Daniel still looked disturbed.
“Even if it was a lie, I don’t think we’re in the right position to dwell on it,” he said. “We’ve lost too many men, and we don’t know when those guys will be back. I’ve sorted the ship out so we can’t stay here even if they weren’t coming back.”
“What do you mean you’ve sorted the ship out?” Ash asked.
“VHF protocol,” Kid explained absently. “You never leave any functioning tech behind.”
Shanine walked up to the edge of the crater and looked down. “I still see the ship.”
“Not for long,” Daniel said then started walking forward, gun in hand. “Let’s get moving.”
It was how easily he slipped into the commander’s role. He took a step forward and the rest followed. It didn’t matter how addled they seemed.
Zed almost didn’t want to say anything. But he had to.
“Uhh… Big guy.” He pointed in the direction he’d seen the remains of civilization when the ship had crashed into the ground and tossed him violently. “I saw some ruined buildings that way. I think it’s the closest we’ve got out of the forest.”
Daniel paused. Then he turned and headed in the direction. He gave Zed a quick bow as he passed him.
Zed turned to the others that weren’t Olympians. “So what we doing?”
“We’re heading out of here too,” Festus said. “If you want to get to the VHF headquarters, we’re better off following them. Daniel over there got a map from the ship when he went back in.”
That settled it. They were going with the un-armored Olympians.

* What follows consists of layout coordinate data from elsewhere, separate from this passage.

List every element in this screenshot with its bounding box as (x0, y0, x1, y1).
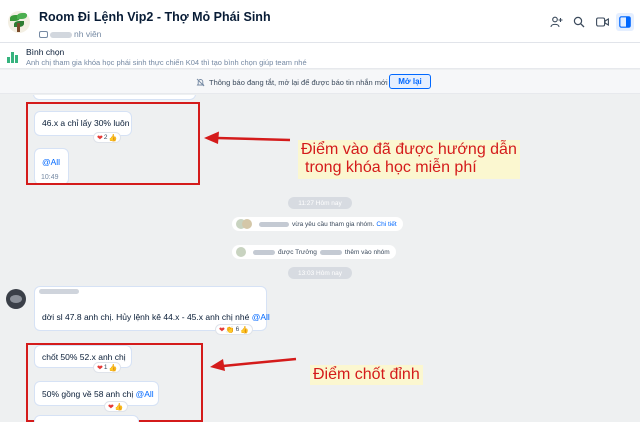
annotation-line-1: Điểm vào đã được hướng dẫn (301, 141, 517, 158)
reaction-badge[interactable]: ❤ 1 👍 (93, 362, 122, 373)
annotation-arrow-icon (204, 131, 291, 144)
sender-avatar[interactable] (6, 289, 26, 309)
notice-text: Thông báo đang tắt, mở lại để được báo t… (209, 78, 388, 87)
member-count[interactable]: nh viên (39, 29, 101, 39)
add-member-icon[interactable] (547, 13, 565, 31)
mention-all[interactable]: @All (136, 389, 154, 399)
clap-icon: 👏 (225, 326, 235, 334)
annotation-line-2: trong khóa học miễn phí (305, 159, 477, 177)
like-icon[interactable]: 👍 (240, 326, 249, 334)
message-text: 50% gồng về 58 anh chị @All (42, 389, 154, 399)
poll-banner[interactable]: Bình chọn Anh chị tham gia khóa học phái… (0, 43, 640, 69)
chat-messages[interactable]: 46.x a chỉ lấy 30% luôn ❤ 2 👍 @All 10:49… (0, 95, 640, 422)
annotation-entry-point: Điểm vào đã được hướng dẫn trong khóa họ… (298, 140, 520, 179)
time-divider: 13:03 Hôm nay (288, 267, 352, 279)
search-icon[interactable] (570, 13, 588, 31)
blurred-name (319, 249, 342, 255)
bell-off-icon (196, 78, 205, 89)
added-text-1: được Trưởng (278, 248, 317, 256)
annotation-box (26, 102, 200, 185)
reaction-count: 1 (103, 364, 108, 371)
heart-icon: ❤ (108, 403, 114, 411)
reaction-badge[interactable]: ❤ 👏 6 👍 (215, 324, 253, 335)
annotation-peak-exit: Điểm chốt đỉnh (310, 365, 423, 386)
message-text: chốt 50% 52.x anh chị (42, 352, 126, 362)
sidebar-toggle-icon[interactable] (616, 13, 634, 31)
blurred-name (253, 249, 275, 255)
member-icon (39, 31, 48, 39)
message-text: dời sl 47.8 anh chị. Hủy lệnh kê 44.x - … (42, 312, 270, 322)
video-call-icon[interactable] (593, 13, 611, 31)
message-body: dời sl 47.8 anh chị. Hủy lệnh kê 44.x - … (42, 312, 252, 322)
system-join-request: vừa yêu cầu tham gia nhóm. Chi tiết (232, 217, 403, 231)
message-bubble[interactable]: 50% gồng về 58 anh chị @All (34, 381, 159, 406)
system-member-added: được Trưởng thêm vào nhóm (232, 245, 396, 259)
member-suffix: nh viên (74, 29, 102, 39)
notification-notice: Thông báo đang tắt, mở lại để được báo t… (0, 70, 640, 94)
reaction-badge[interactable]: ❤ 👍 (104, 401, 128, 412)
sender-name-blurred (39, 289, 79, 294)
avatar (236, 247, 246, 257)
heart-icon: ❤ (97, 364, 103, 372)
poll-title: Bình chọn (26, 47, 65, 57)
group-title[interactable]: Room Đi Lệnh Vip2 - Thợ Mỏ Phái Sinh (39, 10, 271, 24)
reopen-notifications-button[interactable]: Mở lại (389, 74, 431, 89)
join-request-text: vừa yêu cầu tham gia nhóm. (292, 220, 375, 228)
reaction-count: 6 (235, 326, 240, 333)
header-actions (547, 13, 634, 31)
blurred-name (259, 221, 289, 227)
time-divider: 11:27 Hôm nay (288, 197, 352, 209)
avatar (242, 219, 252, 229)
chat-header: Room Đi Lệnh Vip2 - Thợ Mỏ Phái Sinh nh … (0, 0, 640, 43)
added-text-2: thêm vào nhóm (344, 248, 390, 256)
mention-all[interactable]: @All (252, 312, 270, 322)
like-icon[interactable]: 👍 (109, 364, 118, 372)
message-bubble-partial[interactable] (33, 95, 196, 100)
poll-icon (7, 51, 19, 63)
message-bubble-partial[interactable] (34, 415, 139, 422)
like-icon[interactable]: 👍 (115, 403, 124, 411)
group-avatar[interactable] (8, 11, 30, 33)
member-count-blurred (50, 31, 72, 38)
poll-description: Anh chị tham gia khóa học phái sinh thực… (26, 58, 307, 67)
join-request-details-link[interactable]: Chi tiết (376, 221, 396, 228)
message-body: 50% gồng về 58 anh chị (42, 389, 136, 399)
annotation-arrow-icon (210, 357, 297, 371)
heart-icon: ❤ (219, 326, 225, 334)
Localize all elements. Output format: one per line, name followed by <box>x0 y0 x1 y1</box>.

“What did the man tell them?”
Zed turned to find Shanine standing beside him.
“Oh, that.”
He wasn’t sure how to break it to her without feeling bad for the Olympians. In the end, he chose to just say it.
“He told me that the Olympians had a traitor in their midst. Someone who was giving them all the information they needed.”
That silenced even her expression.
“Do you think it’s true?” she asked.
Zed had a lot of things to say on that. But, mostly, it was difficult to doubt.
“Of course it’s true,” Eitri chuckled as he passed them. He was enjoying this too much. “How else could they have possibly known where the ship was and how to bring it down. One EMP shot where the engine was located and a whole as Mana pulse. And only way an EMP was going to work that well was if the engine already had a problem.”
He laughed as he kept moving. “Dude told us everything himself.”